Canadian homeowners got some reprieve in the second quarter of the year as the burden of homeownership costs eased ever so slightly.
Rather than a true easing of housing costs, though, the improvement was attributable to growing household incomes. According to a new report from Robert Hogue, Assistant Chief Economist at RBC, ownership costs actually rose in Q2 as strong springtime demand bolstered property values. But at the same time, household income rose 1.4% from Q1.
The gain was significant enough to lower RBC’s Aggregate Affordability Measure by 0.3% to 59.5%, marking the second consecutive quarter of decline. The tool measures ownership costs as a percentage of median household income; when the ratio falls, affordability improves.
Despite the dip, the measure remains near its all-time high of 61.2%, which it reached in Q3 2022.
With mortgage rates remaining high and prices still appreciating, Hogue expects housing affordability to erode further in Q3 and Q4. RBC forecasts the affordability measure will rise to 62.2% by the end of 2023.

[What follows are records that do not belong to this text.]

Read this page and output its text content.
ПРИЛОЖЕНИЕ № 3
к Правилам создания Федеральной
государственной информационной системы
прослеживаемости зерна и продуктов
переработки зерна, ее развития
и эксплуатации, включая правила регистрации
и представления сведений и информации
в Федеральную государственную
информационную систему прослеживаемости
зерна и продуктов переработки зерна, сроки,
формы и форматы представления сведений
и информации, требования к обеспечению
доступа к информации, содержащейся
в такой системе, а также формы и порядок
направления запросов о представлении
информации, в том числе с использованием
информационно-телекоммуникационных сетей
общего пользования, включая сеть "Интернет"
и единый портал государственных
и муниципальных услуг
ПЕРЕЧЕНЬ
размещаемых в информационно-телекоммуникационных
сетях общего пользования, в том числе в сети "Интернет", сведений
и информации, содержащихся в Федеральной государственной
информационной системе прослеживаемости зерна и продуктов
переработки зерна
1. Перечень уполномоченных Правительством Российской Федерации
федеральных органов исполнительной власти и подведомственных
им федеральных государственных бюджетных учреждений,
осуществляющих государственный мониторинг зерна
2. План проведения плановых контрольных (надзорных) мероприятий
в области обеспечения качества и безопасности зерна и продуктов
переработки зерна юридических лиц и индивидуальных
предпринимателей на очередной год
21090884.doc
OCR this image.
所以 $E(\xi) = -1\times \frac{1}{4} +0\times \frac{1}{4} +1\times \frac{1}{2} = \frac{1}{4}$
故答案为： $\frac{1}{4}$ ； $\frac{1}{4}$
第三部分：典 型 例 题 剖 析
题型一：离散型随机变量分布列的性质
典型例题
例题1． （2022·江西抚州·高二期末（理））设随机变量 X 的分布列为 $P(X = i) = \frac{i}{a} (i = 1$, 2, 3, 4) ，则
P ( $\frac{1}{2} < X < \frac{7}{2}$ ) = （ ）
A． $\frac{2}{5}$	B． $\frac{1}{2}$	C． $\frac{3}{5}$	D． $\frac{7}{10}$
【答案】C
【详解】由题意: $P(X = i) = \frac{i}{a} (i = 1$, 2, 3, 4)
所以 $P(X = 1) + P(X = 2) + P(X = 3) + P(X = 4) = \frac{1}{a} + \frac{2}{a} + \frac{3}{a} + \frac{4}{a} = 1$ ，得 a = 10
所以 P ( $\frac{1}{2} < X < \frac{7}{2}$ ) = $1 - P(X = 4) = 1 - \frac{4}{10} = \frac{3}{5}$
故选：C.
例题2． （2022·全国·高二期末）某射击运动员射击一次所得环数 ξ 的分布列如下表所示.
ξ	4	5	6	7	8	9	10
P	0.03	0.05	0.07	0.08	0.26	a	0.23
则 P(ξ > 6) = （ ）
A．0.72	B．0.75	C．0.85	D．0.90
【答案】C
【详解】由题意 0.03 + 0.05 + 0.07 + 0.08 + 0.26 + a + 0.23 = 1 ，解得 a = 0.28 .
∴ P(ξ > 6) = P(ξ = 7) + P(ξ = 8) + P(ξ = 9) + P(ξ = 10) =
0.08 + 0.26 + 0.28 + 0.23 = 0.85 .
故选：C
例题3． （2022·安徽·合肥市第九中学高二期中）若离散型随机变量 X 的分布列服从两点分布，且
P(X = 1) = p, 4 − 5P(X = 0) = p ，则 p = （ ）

However, the landscape looks set to improve in 2024, particularly so once the Bank of Canada starts cutting interest rates, which Hogue predicts will happen around mid-year. By Q3 2024, the affordability measure is forecasted to fall to 54.8%.
Until then, buyers in Canada’s largest markets "will continue to contend with extremely difficult affordability conditions." Such pressures are likely what drove cooling resale activity in Ontario and British Columbia this summer, with many buyers "entirely priced out” in Toronto and Vancouver.
In the former, RBC’s Aggregate Affordability Measure sat at 79.6% in Q2, keeping the dream of homeownership "far out of reach for ordinary folks." In the "prohibitively expensive" latter, the measure edged up to 97.5%, just shy of the worst level of affordability ever recorded in a Canadian market (99.1%).
Victoria’s 73.0% is barely off the city’s own worst level of 75.7%, and in Calgary, the "hottest market in the country," the measure sunk to a 15-year low of 44.0%. Meanwhile, the already-affordable St. John’s saw the greatest improvement in Q2, with the measure dropping 1.1% to 26.2%.
"Short of a housing crash that would destroy property values or an unexpected about-face in monetary policy, any progress in restoring housing affordability is likely to be slow," Hogue said.
"Supply must increase by giant leaps to make a material difference. But building new homes takes a long time…and it’s increasingly hard to build units ordinary Canadians can afford to buy given soaring construction costs and finite construction capacity."